Saya sering bertemu dengannya ketika saya punya waktu siang hari untuk shalat zuhur berjamaah di masjid. Tiap shalat Jumat ia lah sang muazin. Azannya begitu merdu dan syahdu. Mungkinkah ini keindahan nurani orang Palestina? Ya, saya amat menikmati ketika bait-bait seruan kepada ALLAH ini dilantunkan oleh Walid, seolah ia begitu amat meresapi kandungannya. Ia begitu dalam ketika menyebut Muhammad Rasulullah, seolah-olah dalam pula cintanya pada Sang Junjungan. Ya, seseorang yang mengenali pribadi agung ini pasti akan amat kagum, dan kemudian berubah menjadi cinta, bahkan amat cinta, ketika mendengar nama ini disebut.
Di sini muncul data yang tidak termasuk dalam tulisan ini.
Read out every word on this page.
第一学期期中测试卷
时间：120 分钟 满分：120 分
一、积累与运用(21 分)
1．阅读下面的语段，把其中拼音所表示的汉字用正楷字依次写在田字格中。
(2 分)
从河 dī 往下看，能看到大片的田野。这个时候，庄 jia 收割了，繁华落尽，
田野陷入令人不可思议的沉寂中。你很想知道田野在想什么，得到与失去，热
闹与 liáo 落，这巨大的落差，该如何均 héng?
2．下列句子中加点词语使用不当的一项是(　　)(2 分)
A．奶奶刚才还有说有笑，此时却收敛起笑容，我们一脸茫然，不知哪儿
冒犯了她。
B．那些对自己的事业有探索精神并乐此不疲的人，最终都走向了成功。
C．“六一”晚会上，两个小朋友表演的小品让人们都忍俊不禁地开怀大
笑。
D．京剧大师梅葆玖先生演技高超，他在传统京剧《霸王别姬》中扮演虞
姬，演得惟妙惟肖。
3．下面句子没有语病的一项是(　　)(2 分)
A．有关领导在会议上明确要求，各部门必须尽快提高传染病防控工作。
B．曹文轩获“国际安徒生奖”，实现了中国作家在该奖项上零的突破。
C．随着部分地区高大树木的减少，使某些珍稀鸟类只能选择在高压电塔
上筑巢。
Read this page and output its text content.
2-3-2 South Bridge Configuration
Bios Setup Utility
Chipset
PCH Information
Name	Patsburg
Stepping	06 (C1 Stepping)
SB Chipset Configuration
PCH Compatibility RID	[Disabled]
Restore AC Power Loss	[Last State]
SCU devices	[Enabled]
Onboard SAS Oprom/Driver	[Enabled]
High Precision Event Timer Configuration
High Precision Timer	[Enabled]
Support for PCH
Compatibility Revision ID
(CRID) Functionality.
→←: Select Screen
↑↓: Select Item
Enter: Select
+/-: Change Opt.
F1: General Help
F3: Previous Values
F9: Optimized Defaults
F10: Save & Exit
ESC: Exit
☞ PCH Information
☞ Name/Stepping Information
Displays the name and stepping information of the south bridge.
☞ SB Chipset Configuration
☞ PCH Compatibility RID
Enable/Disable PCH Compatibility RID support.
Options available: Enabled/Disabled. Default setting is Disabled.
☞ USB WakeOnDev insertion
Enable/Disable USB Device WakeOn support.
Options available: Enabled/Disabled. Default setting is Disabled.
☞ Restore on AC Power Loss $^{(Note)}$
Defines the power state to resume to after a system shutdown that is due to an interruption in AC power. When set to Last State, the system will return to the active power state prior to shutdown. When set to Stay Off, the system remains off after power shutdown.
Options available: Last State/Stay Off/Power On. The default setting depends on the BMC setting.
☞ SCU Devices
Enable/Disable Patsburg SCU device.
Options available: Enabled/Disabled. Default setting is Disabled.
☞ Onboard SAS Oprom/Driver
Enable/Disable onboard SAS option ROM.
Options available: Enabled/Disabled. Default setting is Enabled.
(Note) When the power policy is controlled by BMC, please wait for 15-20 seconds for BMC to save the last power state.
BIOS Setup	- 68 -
Bagaimana tidak cinta seorang mukmin kepada Rasulullah, bila begitu besarnya cinta Sang Rasul kepada umatnya sendiri. Bahkan seluruh umat ini bersatu mencintai Rasulullah SAW rasanya tetap tidak akan mengalahkan besarnya cinta Rasulullah kepada umatnya. Ah, kalau bicara mengenai Rasulullah, rasanya hanya membuat air mata ini menetes mengingatnya.

Walid ini punya seorang anak laki-laki bernama Muhammad. Muhammad adalah bocah yang sedikit gemuk dan lucu, kalau ketemu saya pasti tersenyum, dan kadang menyapa saya duluan ketika saya tidak menyadari bahwa dia ada di dekat saya. Walid menceritakan bahwa ia berpisah dengan istrinya. Istrinya juga tinggal di Oldenburg.

Saya tidak menanyakan apakah istrinya itu orang arab atau Jerman. Hanya karena khawatir dengan perkembangan anaknya lah maka ia tetap di Oldenburg. Ia sendiri tidak suka dengan Oldenburg. Sulit menemukan pekerjaan di kota ini. Dia punya beberapa saudara kandung dan sekarang tinggal di Berlin. Kalau dia bicara mengenai Berlin, maka dia akan memuji-muji kota ini seolah-olah menyuruh kita agar suatu saat harus membuktikan kata-katanya dengan datang langsung ke kota tersebut. Kalau hari Sabtu dan Ahad, Maryam Moschee ini ramai dengan anak-anak.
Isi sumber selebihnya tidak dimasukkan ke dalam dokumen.